Cardiac Arrest PSP Question Verification Form
- Published: 17 March 2022
- Version: V1
- 3 min read
The purpose of this Question Verification Form is to enable Priority Setting Partnerships (PSPs) to describe clearly how they checked that their questions were unanswered, before starting the interim prioritisation stage of the process.
The JLA requires PSPs to be transparent and accountable in defining their own scope and evidence checking process. This will enable researchers and other stakeholders to understand how individual PSPs decided that their questions were unanswered, and any limitations of their evidence checking.
Name of the PSP
Cardiac Arrest-Setting Priorities for Research Partnership (CA-SPR)
Please describe the scope of the PSP
The aim of CA-SPR is to work with survivors, family members, lay rescuers, and health care providers to identify unanswered research questions, emerging issues, and priorities for research regarding the care of adult survivors of sudden cardiac arrest (SCA), including treatment uncertainties, rehabilitation, and survivorship.
Please provide a brief overview of your approach to checking whether the questions were unanswered
The steering committee for our PSP includes individuals who have been involved in conducting some of the seminal research studies and trials related to SCA, as well as serving on international scientific task forces and contributing to national and international clinical practice guidelines related to SCA. As such, they have expert level knowledge of much of the scientific literature related to the scope of this PSP (including systematic and scoping reviews, current and previous trials, and grey literature). Furthermore, they are aware that in the case of SCA, there are some questions which have a significant amount of scientific evidence available. Accordingly, we consulted with a librarian on how to deal with searching for the 77 indicative questions identified from analysis of the first survey and each of them was translated and the search strategy was created. The librarian provided a comprehensive search strategy process with a focus on systematic reviews.

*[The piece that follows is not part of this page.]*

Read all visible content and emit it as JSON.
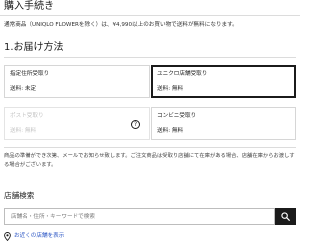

Please list the type(s) of evidence you used to verify your questions as unanswered
Systematic reviews and large randomized controlled trials.
Please list the sources that you searched in order to identify that evidence
Cochrane Database of Systematic Reviews
Pubmed
Embase
Psych Info
Google Scholar
Clinical Trials.gov
What search terms did you use?
Patient care, caregivers, family, cardiac arrest, heart arrest, quality of life, professional-family relations, patient discharge, health education, cost of illness, survivorship, risk factors, uncertainty, cardiopulmonary resuscitation, defibrillators, rehabilitation, after care, intubation, airway management, ventilation, circadian clocks, death (sudden, cardiac), patient care team, hospital rapid response team, treatment outcome, hospital rapid response team, signs and symptoms, social media, bystander effect, paediatrics, motivation, education, drug administration routes, clinical protocols, drone.
Please describe the parameters of the search (eg time limits, excluded sources, country/language) and the rationale for any limitations
>2016 (although older results were included)
English language (or at least English language abstract)
Names of individuals who undertook the evidence checking
Iveta Lewis, MIS, MLCE
Medical Librarian
North York General Hospital, Toronto, ON. Canada
On what date was the question verification process completed?
July 19th – July 31st, 2019
Any other relevant information
The questions included 77 specific inquiries on cardiac arrest, CPR and patients, family and caregiver survivorships, outcomes, training, and impact on their daily lives. The Librarian was searching for systematic review, of which none of the relevant were found on the subjects searched for. The majority of the results included randomized controlled trials. For 10 of the questions, while there was no definitive systematic review, the Steering Committee agreed that there was sufficient high quality evidence (large randomized trials) for the cardiac arrest community to consider those questions answered. Therefore, 67 questions were included in the second survey.